Abrego Garcia is being held incommunicado in a foreign torture camp. As far as anyone knows, he has no idea that he is the subject of a Supreme Court ruling and a high-profile legal battle to get him home. He likely doesn’t even know if his family, or anyone else, knows where he is. We don’t know for sure either, as the government has refused to provide any official update on his whereabouts.
I think those are important facts to keep in mind when considering today’s ruling (which should be released in written form soon) in the District Court of Maryland, which allows the government to continue stalling and saying nothing, so long as they do so via daily updates.
Update: The written order (pdf) has now been released.
To recap: as we wrote about this morning, yesterday the Supreme Court ruled that DHS must comply with the district court order to “facilitate” Garcia’s release and to provide information on his current location, their efforts so far, and their plans to do so going forward. Judge Paula Xinis then quickly updated her original order with a tight deadline of early this morning, then granted a two-hour extension. The government’s lawyers missed the deadline then filed a late response, refusing to comply with the order on the basis that they were unable to do so.
This was all in the lead-up to a brief, tense hearing earlier this afternoon. The DOJ attorney repeatedly told Judge Xinis, who reporters say was visibly frustrated, that the administration is “not yet prepared” to share any information, and that they “disagree fundamentally” on the status of the court’s order.
After Xinis told the government “we’re not going to slow-walk this”, Garcia’s lawyers then made what seems like an entirely appropriate request: that the judge order administration officials with personal knowledge of Garcia’s whereabouts to appear before the court and testify:
But the judge was apparently not prepared to do so. Instead, she promised an order for daily status updates from the government on what they were doing to facilitate Garcia’s release. When the DOJ attorney called this “impractical”, Judge Xinis replied that then they can “say that every day” in their status updates:
Maybe that’s not “slow-walking”, but it sure as hell isn’t sprinting either. The Trump administration is not cowed by the prospect of having to report their lack of effort to the public — they have been openly boasting about Garcia’s deportation and imprisonment this entire time, and mocking all those (including Judge Xinis) who demand his return. And yet she has effectively invited them to continue stalling and stonewalling the court, as long as it’s on a fixed schedule.
When it comes to this administration, on this appalling case, I can’t think of many words a judge could utter that are more weak and worthless than “I hope you will in good faith comply”.
The door is not closed on further action from the court, and there will be another hearing next week. Until then, Abrego Garcia remains (as far as we know) unaware that any of this is happening, locked up in a Salvadoran prison designed to snuff out his humanity and make him resign himself to spending the rest of his life there, under the jurisdiction of a government that has taken the official position that he is a terrorist never to be released, led by a dictator who callously mocked the idea that he ever would be.
I doubt it would bring him much comfort to know that the Trump administration is now required to issue a daily statement about their indifference to, or indeed their celebration of, his situation.

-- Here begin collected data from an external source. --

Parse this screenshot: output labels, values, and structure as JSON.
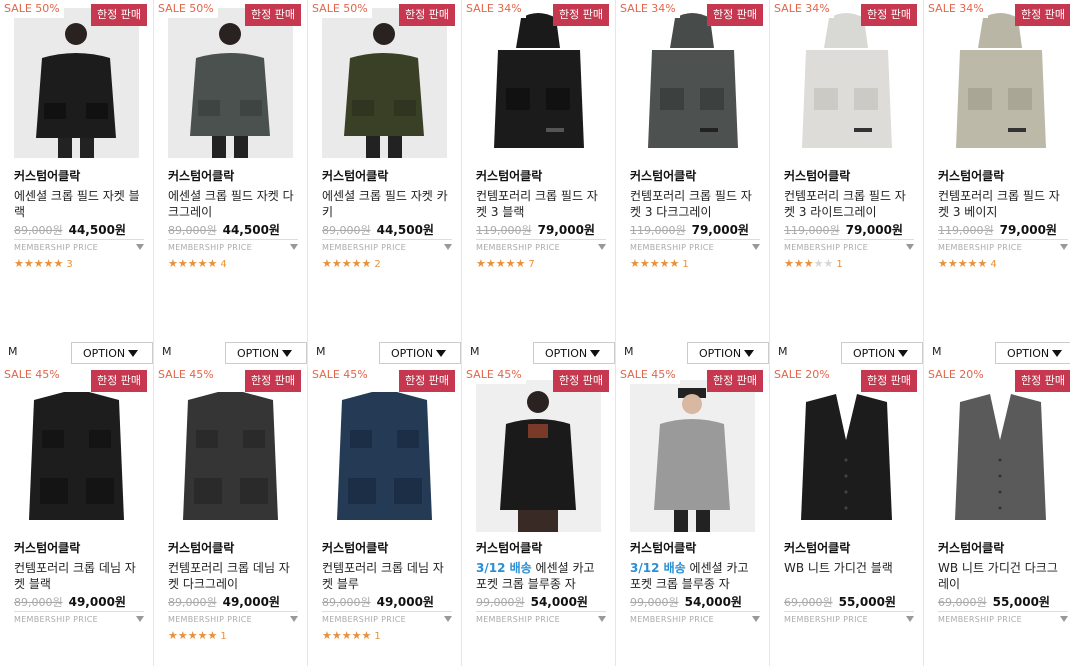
{
  "products": [
    {
      "sale": "SALE 50%",
      "limited": "한정 판매",
      "brand": "커스텀어클락",
      "name": "에센셜 크롭 필드 자켓 블랙",
      "ship": "",
      "orig": "89,000원",
      "price": "44,500원",
      "member": "MEMBERSHIP PRICE",
      "stars": "★★★★★",
      "stars_off": "",
      "count": "3",
      "size": "M",
      "option": "OPTION"
    },
    {
      "sale": "SALE 50%",
      "limited": "한정 판매",
      "brand": "커스텀어클락",
      "name": "에센셜 크롭 필드 자켓 다크그레이",
      "ship": "",
      "orig": "89,000원",
      "price": "44,500원",
      "member": "MEMBERSHIP PRICE",
      "stars": "★★★★★",
      "stars_off": "",
      "count": "4",
      "size": "M",
      "option": "OPTION"
    },
    {
      "sale": "SALE 50%",
      "limited": "한정 판매",
      "brand": "커스텀어클락",
      "name": "에센셜 크롭 필드 자켓 카키",
      "ship": "",
      "orig": "89,000원",
      "price": "44,500원",
      "member": "MEMBERSHIP PRICE",
      "stars": "★★★★★",
      "stars_off": "",
      "count": "2",
      "size": "M",
      "option": "OPTION"
    },
    {
      "sale": "SALE 34%",
      "limited": "한정 판매",
      "brand": "커스텀어클락",
      "name": "컨템포러리 크롭 필드 자켓 3 블랙",
      "ship": "",
      "orig": "119,000원",
      "price": "79,000원",
      "member": "MEMBERSHIP PRICE",
      "stars": "★★★★★",
      "stars_off": "",
      "count": "7",
      "size": "M",
      "option": "OPTION"
    },
    {
      "sale": "SALE 34%",
      "limited": "한정 판매",
      "brand": "커스텀어클락",
      "name": "컨템포러리 크롭 필드 자켓 3 다크그레이",
      "ship": "",
      "orig": "119,000원",
      "price": "79,000원",
      "member": "MEMBERSHIP PRICE",
      "stars": "★★★★★",
      "stars_off": "",
      "count": "1",
      "size": "M",
      "option": "OPTION"
    },
    {
      "sale": "SALE 34%",
      "limited": "한정 판매",
      "brand": "커스텀어클락",
      "name": "컨템포러리 크롭 필드 자켓 3 라이트그레이",
      "ship": "",
      "orig": "119,000원",
      "price": "79,000원",
      "member": "MEMBERSHIP PRICE",
      "stars": "★★★",
      "stars_off": "★★",
      "count": "1",
      "size": "M",
      "option": "OPTION"
    },
    {
      "sale": "SALE 34%",
      "limited": "한정 판매",
      "brand": "커스텀어클락",
      "name": "컨템포러리 크롭 필드 자켓 3 베이지",
      "ship": "",
      "orig": "119,000원",
      "price": "79,000원",
      "member": "MEMBERSHIP PRICE",
      "stars": "★★★★★",
      "stars_off": "",
      "count": "4",
      "size": "M",
      "option": "OPTION"
    },
    {
      "sale": "SALE 45%",
      "limited": "한정 판매",
      "brand": "커스텀어클락",
      "name": "컨템포러리 크롭 데님 자켓 블랙",
      "ship": "",
      "orig": "89,000원",
      "price": "49,000원",
      "member": "MEMBERSHIP PRICE",
      "stars": "",
      "stars_off": "",
      "count": ""
    },
    {
      "sale": "SALE 45%",
      "limited": "한정 판매",
      "brand": "커스텀어클락",
      "name": "컨템포러리 크롭 데님 자켓 다크그레이",
      "ship": "",
      "orig": "89,000원",
      "price": "49,000원",
      "member": "MEMBERSHIP PRICE",
      "stars": "★★★★★",
      "stars_off": "",
      "count": "1"
    },
    {
      "sale": "SALE 45%",
      "limited": "한정 판매",
      "brand": "커스텀어클락",
      "name": "컨템포러리 크롭 데님 자켓 블루",
      "ship": "",
      "orig": "89,000원",
      "price": "49,000원",
      "member": "MEMBERSHIP PRICE",
      "stars": "★★★★★",
      "stars_off": "",
      "count": "1"
    },
    {
      "sale": "SALE 45%",
      "limited": "한정 판매",
      "brand": "커스텀어클락",
      "name": "에센셜 카고 포켓 크롭 블루종 자",
      "ship": "3/12 배송",
      "orig": "99,000원",
      "price": "54,000원",
      "member": "MEMBERSHIP PRICE",
      "stars": "",
      "stars_off": "",
      "count": ""
    },
    {
      "sale": "SALE 45%",
      "limited": "한정 판매",
      "brand": "커스텀어클락",
      "name": "에센셜 카고 포켓 크롭 블루종 자",
      "ship": "3/12 배송",
      "orig": "99,000원",
      "price": "54,000원",
      "member": "MEMBERSHIP PRICE",
      "stars": "",
      "stars_off": "",
      "count": ""
    },
    {
      "sale": "SALE 20%",
      "limited": "한정 판매",
      "brand": "커스텀어클락",
      "name": "WB 니트 가디건 블랙",
      "ship": "",
      "orig": "69,000원",
      "price": "55,000원",
      "member": "MEMBERSHIP PRICE",
      "stars": "",
      "stars_off": "",
      "count": ""
    },
    {
      "sale": "SALE 20%",
      "limited": "한정 판매",
      "brand": "커스텀어클락",
      "name": "WB 니트 가디건 다크그레이",
      "ship": "",
      "orig": "69,000원",
      "price": "55,000원",
      "member": "MEMBERSHIP PRICE",
      "stars": "",
      "stars_off": "",
      "count": ""
    }
  ],
  "colors": {
    "sale_text": "#e0664a",
    "limited_bg": "#c6384f",
    "star": "#e8913a",
    "ship_text": "#2a8fd4"
  }
}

And as long as we’re remembering that, let’s remember something else too: Garcia is just one of at least 238 men who have been trafficked, without due process, into this same fate. Almost none of them have any criminal record; many seem to have been declared gang members based on unrelated tattoos that indicate no gang affiliation.
Among them are Andry Hernandez, a hairdresser and makeup artist who was legally applying for asylum and was later, by total coincidence, witnessed by a photographer calling out for his mother and being brutalized during his admission to the CECOT torture camp in El Salvador; and Neri Avarado, a Dallas bakery worker who was declared a gang member on the basis of an autism awareness tattoo dedicated to his autistic brother; and Zambrano Perez, father of an asylum-seeking family, who has never seen his two-month old daughter since she was born after he was kidnapped by ICE over a tattoo of a crown he got when he was 15 years old; and Artuo Suarez and Jerce Reyes Barrios, both of whom entered the US through legal channels and were, again, kidnapped on the basis of tattoos (and, in Barrios’s case, a blurry photo of him as a 13-year-old making a “rock and roll” hand gesture).
Some of these men’s families only know where they are being held because they spotted them in media photos of prisoners being frogmarched through the halls of CECOT; many of the families don’t even have that; none of the families have any idea if they will ever come home. Every day — every hour — that this continues is an hour the US government is committing a brutal crime of the highest order.
But oh well, I guess officials get another day, and another day after that, and who knows how many more days, to even admit they know where he is.